Outra grande diferença entre Banana Fish e outros é que o estupro aqui não é glamourizado: o tempo todo ele é tratado como algo negativo, perverso, um fetiche nojento. Quem o pratica na trama deve ser punido, existe uma clara criminalização. Ufa.

Não tenho certeza, mas acho que Yoshida fez tudo isso de caso pensado, para criar algo diferente. Tanto que Banana Fish virou cult e conseguiu furar a bolha dessa divisão de gênero: muitos homens héteros e cis são fãs e não tem vergonha de admiti-lo.

Mas vamos à história em si?

Eiji e Ash, o casal mais shipável <3

O mangá começa com Griffin, um soldado da Guerra do Vietnã que é usado como cobaia para uma nova droga chamada Banana Fish. Ele acaba pirando com os efeitos dela e sai matando todo mundo - um amigo, Max, é obrigado a atirar nas suas pernas deixando-o paraplégico.
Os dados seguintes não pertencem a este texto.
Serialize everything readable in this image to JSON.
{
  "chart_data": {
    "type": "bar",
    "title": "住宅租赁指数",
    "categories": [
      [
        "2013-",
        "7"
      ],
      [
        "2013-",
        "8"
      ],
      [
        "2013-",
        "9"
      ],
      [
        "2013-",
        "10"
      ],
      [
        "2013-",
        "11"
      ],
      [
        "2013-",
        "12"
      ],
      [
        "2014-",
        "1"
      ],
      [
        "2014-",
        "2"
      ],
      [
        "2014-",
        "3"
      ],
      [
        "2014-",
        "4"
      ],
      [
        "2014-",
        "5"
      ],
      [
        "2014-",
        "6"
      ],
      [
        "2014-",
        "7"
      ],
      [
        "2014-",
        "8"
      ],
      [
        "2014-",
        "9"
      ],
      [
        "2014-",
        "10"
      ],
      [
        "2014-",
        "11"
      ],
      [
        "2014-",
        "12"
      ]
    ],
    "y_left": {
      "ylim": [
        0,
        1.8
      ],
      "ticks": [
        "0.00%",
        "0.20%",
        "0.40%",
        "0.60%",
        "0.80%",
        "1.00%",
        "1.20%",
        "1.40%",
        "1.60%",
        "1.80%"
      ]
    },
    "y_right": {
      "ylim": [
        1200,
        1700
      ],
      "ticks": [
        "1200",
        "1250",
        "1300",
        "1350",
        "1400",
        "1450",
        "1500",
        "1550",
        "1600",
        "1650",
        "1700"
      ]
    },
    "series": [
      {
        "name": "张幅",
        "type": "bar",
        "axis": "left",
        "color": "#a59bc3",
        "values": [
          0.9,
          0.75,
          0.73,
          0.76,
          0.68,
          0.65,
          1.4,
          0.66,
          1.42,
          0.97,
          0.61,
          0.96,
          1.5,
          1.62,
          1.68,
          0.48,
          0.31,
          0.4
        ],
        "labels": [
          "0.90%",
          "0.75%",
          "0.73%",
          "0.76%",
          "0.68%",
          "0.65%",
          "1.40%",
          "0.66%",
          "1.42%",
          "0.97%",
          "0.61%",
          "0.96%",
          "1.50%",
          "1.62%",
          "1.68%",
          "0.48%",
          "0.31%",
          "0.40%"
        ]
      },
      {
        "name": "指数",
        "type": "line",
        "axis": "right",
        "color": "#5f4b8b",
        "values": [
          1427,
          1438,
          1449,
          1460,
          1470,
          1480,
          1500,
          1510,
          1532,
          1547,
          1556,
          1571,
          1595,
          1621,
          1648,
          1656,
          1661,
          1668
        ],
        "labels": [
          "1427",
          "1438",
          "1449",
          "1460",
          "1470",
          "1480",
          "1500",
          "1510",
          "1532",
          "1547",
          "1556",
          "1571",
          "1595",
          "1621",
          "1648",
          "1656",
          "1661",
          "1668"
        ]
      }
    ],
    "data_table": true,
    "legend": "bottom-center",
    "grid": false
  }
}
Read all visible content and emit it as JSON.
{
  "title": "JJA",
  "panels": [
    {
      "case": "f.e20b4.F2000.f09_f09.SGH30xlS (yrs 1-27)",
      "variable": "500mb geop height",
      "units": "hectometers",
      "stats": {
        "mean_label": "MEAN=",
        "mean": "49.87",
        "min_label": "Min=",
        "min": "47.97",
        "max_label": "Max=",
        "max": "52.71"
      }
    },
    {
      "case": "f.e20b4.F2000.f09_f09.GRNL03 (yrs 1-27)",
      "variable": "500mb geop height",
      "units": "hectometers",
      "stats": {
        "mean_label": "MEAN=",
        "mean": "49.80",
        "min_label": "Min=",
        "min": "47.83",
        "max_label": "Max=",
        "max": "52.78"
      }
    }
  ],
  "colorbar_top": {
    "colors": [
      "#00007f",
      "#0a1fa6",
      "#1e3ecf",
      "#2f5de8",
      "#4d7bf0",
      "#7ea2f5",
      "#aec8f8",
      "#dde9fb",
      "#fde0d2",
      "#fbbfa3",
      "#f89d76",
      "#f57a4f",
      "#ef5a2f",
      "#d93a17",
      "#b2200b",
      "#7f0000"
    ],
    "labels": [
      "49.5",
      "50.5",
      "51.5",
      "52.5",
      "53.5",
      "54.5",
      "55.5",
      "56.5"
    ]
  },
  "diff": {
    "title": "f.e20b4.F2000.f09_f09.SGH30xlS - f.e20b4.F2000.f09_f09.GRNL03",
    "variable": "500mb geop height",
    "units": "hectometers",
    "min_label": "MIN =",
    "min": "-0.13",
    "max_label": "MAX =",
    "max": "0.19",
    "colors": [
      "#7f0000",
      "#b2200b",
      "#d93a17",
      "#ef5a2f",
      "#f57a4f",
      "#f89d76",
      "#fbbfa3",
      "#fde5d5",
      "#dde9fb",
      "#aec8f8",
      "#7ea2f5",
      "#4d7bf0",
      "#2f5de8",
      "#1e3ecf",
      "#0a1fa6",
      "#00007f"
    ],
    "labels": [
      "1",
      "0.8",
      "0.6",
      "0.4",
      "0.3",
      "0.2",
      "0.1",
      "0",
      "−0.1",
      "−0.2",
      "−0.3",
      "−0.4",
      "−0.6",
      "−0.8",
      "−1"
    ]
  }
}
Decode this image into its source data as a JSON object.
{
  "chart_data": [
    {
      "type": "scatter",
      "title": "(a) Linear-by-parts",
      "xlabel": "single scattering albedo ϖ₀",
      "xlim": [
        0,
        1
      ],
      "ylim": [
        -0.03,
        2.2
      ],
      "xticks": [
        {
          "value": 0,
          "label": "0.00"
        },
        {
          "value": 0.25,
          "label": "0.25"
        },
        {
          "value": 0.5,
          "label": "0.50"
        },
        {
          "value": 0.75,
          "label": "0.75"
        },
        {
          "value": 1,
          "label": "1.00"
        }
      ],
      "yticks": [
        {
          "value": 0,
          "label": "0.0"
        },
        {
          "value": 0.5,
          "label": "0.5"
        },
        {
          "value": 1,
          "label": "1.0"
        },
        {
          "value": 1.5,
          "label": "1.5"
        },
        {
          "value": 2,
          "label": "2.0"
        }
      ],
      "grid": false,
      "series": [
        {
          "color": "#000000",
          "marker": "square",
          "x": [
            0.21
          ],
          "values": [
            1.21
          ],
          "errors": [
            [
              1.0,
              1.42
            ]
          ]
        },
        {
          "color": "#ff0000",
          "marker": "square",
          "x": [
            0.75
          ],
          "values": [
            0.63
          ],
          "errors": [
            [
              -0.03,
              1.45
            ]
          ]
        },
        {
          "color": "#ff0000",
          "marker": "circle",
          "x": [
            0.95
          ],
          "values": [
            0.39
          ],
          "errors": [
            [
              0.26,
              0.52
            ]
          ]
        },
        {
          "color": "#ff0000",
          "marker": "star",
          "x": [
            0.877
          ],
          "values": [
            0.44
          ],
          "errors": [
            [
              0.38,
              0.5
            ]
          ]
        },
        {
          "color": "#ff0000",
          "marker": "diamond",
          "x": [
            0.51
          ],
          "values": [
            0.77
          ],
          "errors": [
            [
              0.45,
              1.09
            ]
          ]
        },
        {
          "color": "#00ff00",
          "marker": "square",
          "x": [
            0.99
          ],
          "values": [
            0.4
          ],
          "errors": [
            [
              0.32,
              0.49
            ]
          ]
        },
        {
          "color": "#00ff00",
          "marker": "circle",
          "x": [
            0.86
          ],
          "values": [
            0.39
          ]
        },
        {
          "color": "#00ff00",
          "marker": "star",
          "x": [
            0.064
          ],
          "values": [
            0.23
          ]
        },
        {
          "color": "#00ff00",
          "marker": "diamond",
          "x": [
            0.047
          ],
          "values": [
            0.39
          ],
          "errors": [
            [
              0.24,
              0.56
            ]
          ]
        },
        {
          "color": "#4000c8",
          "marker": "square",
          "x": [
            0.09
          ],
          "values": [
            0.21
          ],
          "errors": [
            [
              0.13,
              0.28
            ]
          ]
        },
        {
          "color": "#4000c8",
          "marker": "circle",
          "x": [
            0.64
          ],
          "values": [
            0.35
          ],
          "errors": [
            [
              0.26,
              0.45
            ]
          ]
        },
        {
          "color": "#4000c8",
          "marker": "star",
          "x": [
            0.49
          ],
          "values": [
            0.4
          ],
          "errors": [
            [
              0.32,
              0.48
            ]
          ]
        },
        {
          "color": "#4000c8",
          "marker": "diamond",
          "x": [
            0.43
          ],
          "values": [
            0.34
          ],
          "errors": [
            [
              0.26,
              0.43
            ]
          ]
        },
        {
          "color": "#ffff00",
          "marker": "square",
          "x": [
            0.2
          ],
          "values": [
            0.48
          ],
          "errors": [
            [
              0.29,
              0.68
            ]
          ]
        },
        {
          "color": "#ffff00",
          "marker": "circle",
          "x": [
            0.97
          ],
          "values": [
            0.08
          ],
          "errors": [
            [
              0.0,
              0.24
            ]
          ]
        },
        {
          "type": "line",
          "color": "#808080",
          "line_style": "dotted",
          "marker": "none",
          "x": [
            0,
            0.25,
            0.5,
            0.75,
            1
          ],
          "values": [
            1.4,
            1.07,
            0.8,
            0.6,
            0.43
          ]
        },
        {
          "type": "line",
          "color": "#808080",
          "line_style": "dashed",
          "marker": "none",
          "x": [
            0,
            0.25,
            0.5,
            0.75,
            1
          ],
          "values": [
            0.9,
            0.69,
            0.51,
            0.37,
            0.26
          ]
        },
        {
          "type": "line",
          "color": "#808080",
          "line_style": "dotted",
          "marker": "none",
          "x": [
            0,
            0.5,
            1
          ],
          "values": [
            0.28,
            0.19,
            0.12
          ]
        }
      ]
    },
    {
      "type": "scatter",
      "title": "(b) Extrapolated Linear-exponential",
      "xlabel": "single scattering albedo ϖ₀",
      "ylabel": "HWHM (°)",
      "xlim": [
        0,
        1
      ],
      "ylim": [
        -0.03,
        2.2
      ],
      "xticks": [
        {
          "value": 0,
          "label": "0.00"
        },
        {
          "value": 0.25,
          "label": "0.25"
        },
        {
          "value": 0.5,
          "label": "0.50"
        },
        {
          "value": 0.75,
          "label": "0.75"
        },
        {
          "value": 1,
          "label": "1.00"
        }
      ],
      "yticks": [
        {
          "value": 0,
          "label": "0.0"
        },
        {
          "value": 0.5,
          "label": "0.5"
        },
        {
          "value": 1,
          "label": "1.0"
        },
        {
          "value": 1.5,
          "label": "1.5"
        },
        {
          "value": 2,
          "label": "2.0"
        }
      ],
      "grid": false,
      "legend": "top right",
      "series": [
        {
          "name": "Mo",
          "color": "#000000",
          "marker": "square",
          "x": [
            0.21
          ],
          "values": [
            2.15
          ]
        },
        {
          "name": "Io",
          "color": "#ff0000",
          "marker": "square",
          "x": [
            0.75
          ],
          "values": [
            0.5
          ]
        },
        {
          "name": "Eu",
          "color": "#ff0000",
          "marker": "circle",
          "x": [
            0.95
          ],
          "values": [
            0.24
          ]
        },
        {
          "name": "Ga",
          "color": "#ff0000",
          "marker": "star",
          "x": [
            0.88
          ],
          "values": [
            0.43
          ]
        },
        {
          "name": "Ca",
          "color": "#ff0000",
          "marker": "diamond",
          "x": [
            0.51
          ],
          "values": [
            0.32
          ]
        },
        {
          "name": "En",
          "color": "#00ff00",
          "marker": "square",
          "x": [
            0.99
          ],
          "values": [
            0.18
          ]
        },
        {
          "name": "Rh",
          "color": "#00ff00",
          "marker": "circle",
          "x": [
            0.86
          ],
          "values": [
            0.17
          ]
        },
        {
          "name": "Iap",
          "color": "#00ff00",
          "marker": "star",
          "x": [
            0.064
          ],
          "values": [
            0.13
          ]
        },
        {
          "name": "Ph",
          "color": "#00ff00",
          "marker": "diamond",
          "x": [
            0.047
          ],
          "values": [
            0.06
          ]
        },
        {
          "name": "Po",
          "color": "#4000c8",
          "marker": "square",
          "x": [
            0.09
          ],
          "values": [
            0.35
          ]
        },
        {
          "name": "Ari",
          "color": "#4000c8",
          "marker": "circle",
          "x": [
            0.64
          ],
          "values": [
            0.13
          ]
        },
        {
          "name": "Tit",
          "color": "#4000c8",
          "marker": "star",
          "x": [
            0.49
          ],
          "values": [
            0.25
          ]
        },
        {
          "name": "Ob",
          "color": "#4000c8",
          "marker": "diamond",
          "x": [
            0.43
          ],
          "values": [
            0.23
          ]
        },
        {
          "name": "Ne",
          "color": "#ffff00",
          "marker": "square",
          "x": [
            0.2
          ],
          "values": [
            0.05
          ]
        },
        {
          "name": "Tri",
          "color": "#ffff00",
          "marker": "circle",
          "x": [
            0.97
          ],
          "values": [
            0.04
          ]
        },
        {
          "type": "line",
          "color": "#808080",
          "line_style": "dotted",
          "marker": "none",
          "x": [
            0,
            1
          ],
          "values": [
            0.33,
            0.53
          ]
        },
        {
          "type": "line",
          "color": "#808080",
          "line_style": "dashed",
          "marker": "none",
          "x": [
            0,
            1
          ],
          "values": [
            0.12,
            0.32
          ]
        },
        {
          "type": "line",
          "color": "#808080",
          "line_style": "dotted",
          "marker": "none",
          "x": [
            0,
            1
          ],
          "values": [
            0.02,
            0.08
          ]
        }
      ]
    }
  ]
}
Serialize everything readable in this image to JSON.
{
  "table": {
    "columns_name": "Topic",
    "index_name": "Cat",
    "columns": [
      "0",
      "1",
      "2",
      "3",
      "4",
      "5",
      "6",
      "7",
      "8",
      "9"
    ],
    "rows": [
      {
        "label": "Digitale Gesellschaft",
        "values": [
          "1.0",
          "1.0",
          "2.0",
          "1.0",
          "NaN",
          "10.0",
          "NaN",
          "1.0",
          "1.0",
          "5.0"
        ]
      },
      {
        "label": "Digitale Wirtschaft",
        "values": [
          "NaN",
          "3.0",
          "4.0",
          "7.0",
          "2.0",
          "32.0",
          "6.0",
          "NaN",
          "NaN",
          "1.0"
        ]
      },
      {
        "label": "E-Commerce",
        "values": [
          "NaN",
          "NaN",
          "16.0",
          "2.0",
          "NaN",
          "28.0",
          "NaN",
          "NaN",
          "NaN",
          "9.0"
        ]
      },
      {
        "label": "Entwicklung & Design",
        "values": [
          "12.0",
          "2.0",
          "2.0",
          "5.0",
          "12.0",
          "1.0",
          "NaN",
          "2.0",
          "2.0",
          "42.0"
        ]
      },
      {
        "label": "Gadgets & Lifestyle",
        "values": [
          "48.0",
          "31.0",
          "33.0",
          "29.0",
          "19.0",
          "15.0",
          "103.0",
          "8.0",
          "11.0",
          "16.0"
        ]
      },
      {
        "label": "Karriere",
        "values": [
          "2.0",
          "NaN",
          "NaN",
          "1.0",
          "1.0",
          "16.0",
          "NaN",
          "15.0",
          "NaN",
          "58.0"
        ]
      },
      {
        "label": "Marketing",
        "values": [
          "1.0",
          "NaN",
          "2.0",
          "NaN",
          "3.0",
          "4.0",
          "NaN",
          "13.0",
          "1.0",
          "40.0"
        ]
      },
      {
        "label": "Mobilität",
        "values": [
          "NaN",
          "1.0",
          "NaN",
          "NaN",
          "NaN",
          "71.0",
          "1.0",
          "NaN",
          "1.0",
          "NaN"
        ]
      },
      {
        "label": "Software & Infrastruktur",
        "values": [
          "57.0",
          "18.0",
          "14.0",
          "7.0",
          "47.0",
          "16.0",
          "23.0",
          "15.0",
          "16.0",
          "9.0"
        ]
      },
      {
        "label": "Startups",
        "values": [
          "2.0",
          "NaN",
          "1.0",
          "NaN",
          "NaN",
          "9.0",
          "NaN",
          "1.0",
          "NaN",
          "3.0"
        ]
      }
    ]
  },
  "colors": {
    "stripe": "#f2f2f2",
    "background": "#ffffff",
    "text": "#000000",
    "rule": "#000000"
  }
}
Ele fica catatônico.

O irmão de Griffin é Ash, um rapaz de 17 anos que parece uma versão desenhada de River Phoenix, ex-garoto de programa e atual líder de uma gangue de rua de NY que tenta desvendar o que aconteceu com o irmão. Ele acaba descobrindo ao longo da história que essa droga é pura bad trip e que a pessoa fica tão maluca que mata e depois comete suicídio.

Essas duas temáticas, a guerra militar e o suicídio, são o que ligam o mangá (e consequentemente o anime) ao conto de Salinger. Mas também acho que esse retrato de jovens com questões existenciais profundas é inspirado nos personagens salingerianos.

Griffin no flashback eterno da bad trip

Nesse meio tempo, aparecem os japoneses Eiji e Ibe: o segundo é um fotógrafo que quer fazer uma fotorreportagem do universo das gangues juvenis de NY, e o primeiro é seu assistente. Eles acabam se envolvendo mais com Ash, Eiji constrói uma relação íntima, mas que nunca chega as vias de fato, com Ash; eles são como opostos que se completam, um rebelde e o outro conformado, um loiro americano e o outro japonês de cabelo preto, um teve uma vida relativamente feliz (na verdade com um trauma, Eiji era atleta mas não consegue mais competir) e o outro teve uma infância dolorosa que o empurrou para uma vida criminosa.

A gente descobre que quem está patrocinando os estudos dessa droga para que ela seja usada pelos militares americanos na guerra é a máfia controlada por Papa Dino Golzine. Golzine também é a cabeça de um círculo pedófilo que comercializa crianças como escravos sexuais - e do qual Ash foi vítima. Esse pessoal inclui figurões do governo.

Ou seja: Golzine é um sugar daddy nojentão

O anime lançado em 2018 adapta várias coisas mas se mantém relativamente fiel à história. A maioria das diferenças é de adaptação de época: a história é atualizada para 2010, com smartphone, Guerra do Iraque no lugar de Guerra do Vietnã e outras coisinhas.

Tem um mar de coisas para falar de Banana Fish para te convencer a correr para a Amazon Prime Video e assistir, mas vou me focar em apenas algumas.

Para começar: Banana Fish é uma série de ação. Tem briga de gangue, tem polícia, cadeia, máfia, incêndio, sequestro, reviravoltas. A sexualidade fica em segundo plano principalmente se você não prestar atenção nela. Agora, se você quiser prestar atenção, ótimo: são personagens complexos, portanto é bom ver retratos ficcionais de gente com sexualidade ambígua mas que ao mesmo tempo vivem histórias que não giram só em torno disso.

Yut-Lung Lee é um bom exemplo: não fica claro se o personagem é crossdresser ou uma mulher trans. Mas fica claro uma coisa: você não gostaria de ter essa pessoa como sua inimiga…

Outra coisa é a inspiração na literatura, não só em Salinger. Todos os capítulos possuem títulos retirados de obras importantes da literatura, e nessa entram F. Scott Fitzgerald, Ernest Hemingway e outros.

Não fica por aí: o tema da prostituição masculina e a semelhança entre Ash e River Phoenix, por exemplo, remetem ao longa Garotos de Programa (1991) de Gus Van Sant, um clássico queer. A culminação da guerra de gangues no metrô de NY em direção a Coney Island nos lembra Warriors - Os Selvagens da Noite (1979).
Provavelmente deve ter mais filme que inspirou Yoshida e eu não pesquei. Sei que o personagem Max sai do físico de Harrison Ford e Eiji replica o físico de Hironobu Nomura, um aidoru bem fofito.

E como nada é perfeito, um defeito: a música de abertura. Emocore dos ruins.